But once again the sun is out and though the ground is getting that crunchy firm feel to it, I don't really mind. The farmette is bright and beautiful. Even now, in a month that typically doesn't really present itself well.
Sparrow comes for a morning of play here. He is bundled of course and it strikes me that it would be fitting to sit him down next to a polar bear.
Okay okay okay, not for long. It's pleasantly warm in the farmhouse.
Oops! Without that jacket to stiffen him up, he loses his balance a bit...
Now here are strong arms to keep him upright! Breakfast. In the front room.
It stays cold in the morning and it stays cold in the afternoon when I pick up Snowdrop. The little girl initially doesn't notice, doesn't care. She made a kite. She wants to see it soar in some form of a mini flight.
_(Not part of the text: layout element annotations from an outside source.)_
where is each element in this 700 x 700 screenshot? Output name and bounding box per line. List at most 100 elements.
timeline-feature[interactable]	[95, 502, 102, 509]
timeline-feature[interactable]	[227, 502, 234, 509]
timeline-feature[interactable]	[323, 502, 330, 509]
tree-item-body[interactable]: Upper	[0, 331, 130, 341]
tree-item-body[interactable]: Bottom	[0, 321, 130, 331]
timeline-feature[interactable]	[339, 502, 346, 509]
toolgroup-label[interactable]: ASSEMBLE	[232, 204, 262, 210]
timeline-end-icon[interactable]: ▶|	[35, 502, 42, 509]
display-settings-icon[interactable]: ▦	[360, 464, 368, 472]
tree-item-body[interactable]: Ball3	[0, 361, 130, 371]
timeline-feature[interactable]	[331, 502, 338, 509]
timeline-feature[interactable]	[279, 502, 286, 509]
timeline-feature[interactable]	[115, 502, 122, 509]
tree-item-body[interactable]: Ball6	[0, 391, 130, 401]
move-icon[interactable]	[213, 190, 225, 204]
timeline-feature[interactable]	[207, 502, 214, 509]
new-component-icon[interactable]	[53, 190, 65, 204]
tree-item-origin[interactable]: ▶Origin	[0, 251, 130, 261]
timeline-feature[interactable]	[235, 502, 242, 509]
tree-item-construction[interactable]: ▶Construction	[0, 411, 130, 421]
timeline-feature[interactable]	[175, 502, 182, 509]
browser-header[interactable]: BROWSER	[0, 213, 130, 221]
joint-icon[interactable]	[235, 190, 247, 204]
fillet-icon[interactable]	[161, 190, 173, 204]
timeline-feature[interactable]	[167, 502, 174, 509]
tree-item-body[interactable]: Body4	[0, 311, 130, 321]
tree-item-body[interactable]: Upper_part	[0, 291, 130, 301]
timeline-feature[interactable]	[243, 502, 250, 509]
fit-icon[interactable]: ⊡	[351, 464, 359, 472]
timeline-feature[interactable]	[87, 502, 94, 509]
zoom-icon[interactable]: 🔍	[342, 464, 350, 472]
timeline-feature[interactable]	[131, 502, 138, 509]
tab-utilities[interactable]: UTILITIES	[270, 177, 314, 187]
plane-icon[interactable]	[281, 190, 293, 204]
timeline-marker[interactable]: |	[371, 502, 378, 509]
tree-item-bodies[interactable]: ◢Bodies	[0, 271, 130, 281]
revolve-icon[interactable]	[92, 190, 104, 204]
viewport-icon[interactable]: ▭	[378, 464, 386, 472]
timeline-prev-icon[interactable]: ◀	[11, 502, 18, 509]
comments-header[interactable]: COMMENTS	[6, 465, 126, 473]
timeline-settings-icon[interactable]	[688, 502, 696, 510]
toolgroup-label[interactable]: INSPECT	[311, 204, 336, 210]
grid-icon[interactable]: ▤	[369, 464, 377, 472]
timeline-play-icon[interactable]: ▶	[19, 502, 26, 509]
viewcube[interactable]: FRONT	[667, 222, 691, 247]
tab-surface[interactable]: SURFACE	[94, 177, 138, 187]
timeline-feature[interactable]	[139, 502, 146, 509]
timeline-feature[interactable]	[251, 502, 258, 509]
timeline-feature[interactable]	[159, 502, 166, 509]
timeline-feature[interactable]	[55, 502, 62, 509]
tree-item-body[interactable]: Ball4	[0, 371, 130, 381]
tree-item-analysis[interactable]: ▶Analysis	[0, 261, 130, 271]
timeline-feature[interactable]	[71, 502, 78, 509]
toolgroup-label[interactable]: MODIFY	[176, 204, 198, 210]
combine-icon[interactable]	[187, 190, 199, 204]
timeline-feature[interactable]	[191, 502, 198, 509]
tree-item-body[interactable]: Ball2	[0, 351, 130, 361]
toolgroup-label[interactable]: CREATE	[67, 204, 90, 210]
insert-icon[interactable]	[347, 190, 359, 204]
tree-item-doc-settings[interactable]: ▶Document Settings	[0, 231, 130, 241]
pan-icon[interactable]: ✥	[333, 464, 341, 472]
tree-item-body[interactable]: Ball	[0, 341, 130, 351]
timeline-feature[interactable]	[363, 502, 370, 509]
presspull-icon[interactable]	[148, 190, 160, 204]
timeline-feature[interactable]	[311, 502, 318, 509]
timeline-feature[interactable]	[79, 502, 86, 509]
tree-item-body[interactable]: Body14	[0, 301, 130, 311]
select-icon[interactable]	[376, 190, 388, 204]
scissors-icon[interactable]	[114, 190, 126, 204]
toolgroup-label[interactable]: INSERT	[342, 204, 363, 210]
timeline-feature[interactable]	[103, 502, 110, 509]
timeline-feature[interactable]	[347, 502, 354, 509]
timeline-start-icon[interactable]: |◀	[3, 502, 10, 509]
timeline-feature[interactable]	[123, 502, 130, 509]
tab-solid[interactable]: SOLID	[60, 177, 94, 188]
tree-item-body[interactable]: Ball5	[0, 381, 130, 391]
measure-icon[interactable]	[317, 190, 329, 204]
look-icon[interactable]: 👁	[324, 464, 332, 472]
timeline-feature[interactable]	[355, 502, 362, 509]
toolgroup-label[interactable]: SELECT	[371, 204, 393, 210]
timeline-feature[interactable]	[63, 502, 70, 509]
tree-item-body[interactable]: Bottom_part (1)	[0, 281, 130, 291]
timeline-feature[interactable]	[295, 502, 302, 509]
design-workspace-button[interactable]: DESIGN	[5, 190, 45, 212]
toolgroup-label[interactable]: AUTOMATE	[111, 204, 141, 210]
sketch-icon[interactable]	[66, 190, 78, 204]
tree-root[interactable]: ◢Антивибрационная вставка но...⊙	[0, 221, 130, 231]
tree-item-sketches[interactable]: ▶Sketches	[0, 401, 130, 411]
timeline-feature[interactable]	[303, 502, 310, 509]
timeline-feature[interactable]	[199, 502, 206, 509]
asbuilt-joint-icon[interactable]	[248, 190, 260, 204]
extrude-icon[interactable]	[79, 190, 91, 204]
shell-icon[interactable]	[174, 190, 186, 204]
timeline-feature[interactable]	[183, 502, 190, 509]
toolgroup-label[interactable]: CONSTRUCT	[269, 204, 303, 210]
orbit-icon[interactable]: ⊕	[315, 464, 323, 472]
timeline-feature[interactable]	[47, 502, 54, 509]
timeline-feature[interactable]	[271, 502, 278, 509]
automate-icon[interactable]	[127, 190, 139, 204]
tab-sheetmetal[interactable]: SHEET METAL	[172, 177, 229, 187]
At the farmette, she runs like the dickens down the path to the barn. The cheepers are convinced she's there to get them food. They fly to be first in line.
This is when she gets cold. Me, I had beat her to it a long time ago.
We retreat to the farmhouse.
("Playing" Jingle Bells...)
It's storybook ballet day and hard as it is to get her to stop her game, dance class pulls her like a magnet. We arrive only 45 seconds late!
Today's story is about Thanksgiving. The kids are good Pilgrims who discover a new settlement in America, sow seeds on it and have themselves a first feast. True, much is left out in the retelling of it and what she hears, does leave Snowdrop puzzled (I see her hand shoot up to inquire about how it is that they discovered a new colony in America), but in the end she is one happy little Pilgrim, with a tutu underneath her starched white apron.
Evening. I cook up a pot of soup that Ed and I will dip into for the next few days. The cheepers sleep, the lights on the porch look twice as bright on this crisp cold night. Winter came early this year. That's okay: so long as it leaves early too and has plenty of sunshine sprinkled throughout.